Certains syndicats reprochent au gouvernement d’utiliser les régimes spéciaux pour montrer sa force. Le gouvernement préparerait ainsi des changements pour tous les régimes de retraite. A terme, tout le monde travaillerait plus longtemps. Les syndicats avaient fait une grande grève d’avertissement le 18 octobre. Et depuis le gouvernement n’a pas fait grand-chose pour sortir du blocage.

Mouvement général

Ce mardi, en plus de la grève des transports, il y aura une grève dans toute la fonction publique pour l’emploi et le pouvoir d’achat. Les problèmes sont liés. Car comment payer des pensions à de plus en plus de retraités qui vivent de plus en plus longtemps si le chômage reste élevé ? En plus, de l’inquiétude pour la retraite, il y a l’inquiétude pour les études. La semaine dernière, des étudiants ont bloqué une trentaine des 85 universités françaises pour protester contre une loi.

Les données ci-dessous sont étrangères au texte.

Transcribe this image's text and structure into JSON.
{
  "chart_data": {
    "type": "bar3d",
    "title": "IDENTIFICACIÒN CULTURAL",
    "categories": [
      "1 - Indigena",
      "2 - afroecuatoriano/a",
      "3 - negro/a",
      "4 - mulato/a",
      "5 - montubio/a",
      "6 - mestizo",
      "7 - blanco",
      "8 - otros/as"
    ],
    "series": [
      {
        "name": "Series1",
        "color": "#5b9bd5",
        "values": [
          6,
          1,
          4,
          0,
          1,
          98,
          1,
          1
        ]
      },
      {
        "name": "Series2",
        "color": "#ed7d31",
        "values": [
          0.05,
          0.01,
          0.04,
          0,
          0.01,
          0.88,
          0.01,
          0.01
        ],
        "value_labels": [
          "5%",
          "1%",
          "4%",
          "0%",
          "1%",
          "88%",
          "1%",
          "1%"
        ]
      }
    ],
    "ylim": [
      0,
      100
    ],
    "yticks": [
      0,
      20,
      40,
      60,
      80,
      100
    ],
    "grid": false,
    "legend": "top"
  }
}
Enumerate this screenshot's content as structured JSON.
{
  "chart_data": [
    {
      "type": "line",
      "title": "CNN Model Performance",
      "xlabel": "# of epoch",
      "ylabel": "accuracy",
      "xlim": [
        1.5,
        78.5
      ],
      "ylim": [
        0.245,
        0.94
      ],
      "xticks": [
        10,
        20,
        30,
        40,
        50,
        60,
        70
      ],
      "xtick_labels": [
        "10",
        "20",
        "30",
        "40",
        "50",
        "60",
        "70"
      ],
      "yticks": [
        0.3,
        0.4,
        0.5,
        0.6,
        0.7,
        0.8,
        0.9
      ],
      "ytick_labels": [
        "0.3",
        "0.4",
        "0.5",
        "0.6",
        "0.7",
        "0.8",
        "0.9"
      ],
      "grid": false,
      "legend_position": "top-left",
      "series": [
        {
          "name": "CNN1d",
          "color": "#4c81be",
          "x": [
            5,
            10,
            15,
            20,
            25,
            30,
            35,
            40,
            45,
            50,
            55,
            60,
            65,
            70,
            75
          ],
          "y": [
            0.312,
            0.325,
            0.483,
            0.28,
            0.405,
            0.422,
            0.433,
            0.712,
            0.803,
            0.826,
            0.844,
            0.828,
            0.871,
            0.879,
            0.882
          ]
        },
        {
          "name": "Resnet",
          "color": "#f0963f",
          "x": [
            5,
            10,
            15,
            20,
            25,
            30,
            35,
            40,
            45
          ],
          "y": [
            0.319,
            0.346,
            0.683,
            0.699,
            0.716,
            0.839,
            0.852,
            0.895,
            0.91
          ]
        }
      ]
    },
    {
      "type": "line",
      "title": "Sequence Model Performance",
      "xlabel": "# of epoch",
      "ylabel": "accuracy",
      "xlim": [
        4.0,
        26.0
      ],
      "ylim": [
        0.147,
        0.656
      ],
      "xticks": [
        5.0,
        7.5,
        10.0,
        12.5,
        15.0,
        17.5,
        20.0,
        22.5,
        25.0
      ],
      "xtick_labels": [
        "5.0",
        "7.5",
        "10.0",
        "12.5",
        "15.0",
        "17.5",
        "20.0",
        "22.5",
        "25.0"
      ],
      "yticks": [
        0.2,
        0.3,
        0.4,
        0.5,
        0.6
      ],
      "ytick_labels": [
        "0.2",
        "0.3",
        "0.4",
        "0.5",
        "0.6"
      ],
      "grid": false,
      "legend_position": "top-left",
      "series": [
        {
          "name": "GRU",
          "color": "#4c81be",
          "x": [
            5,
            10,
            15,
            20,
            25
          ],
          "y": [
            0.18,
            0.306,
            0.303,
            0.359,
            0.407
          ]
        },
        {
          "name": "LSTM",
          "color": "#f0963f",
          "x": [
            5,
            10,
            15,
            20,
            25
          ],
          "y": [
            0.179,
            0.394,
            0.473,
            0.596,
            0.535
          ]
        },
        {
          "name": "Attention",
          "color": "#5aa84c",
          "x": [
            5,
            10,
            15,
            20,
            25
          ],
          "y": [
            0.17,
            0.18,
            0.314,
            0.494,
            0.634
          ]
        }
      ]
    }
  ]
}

Cette loi prévoit l’autonomie des universités. Cette autonomie veut dire, par exemple, que l’université gèrera seule son budget et pourra attirer des capitaux privés pour faire fonctionner l’université. Pour certaines organisations étudiantes, c’est une façon de privatiser l’université. Si, en Belgique, c’était une semaine de plus de blocage politique. En France, c’était une semaine de blocage social contre les mesures politiques du gouvernement.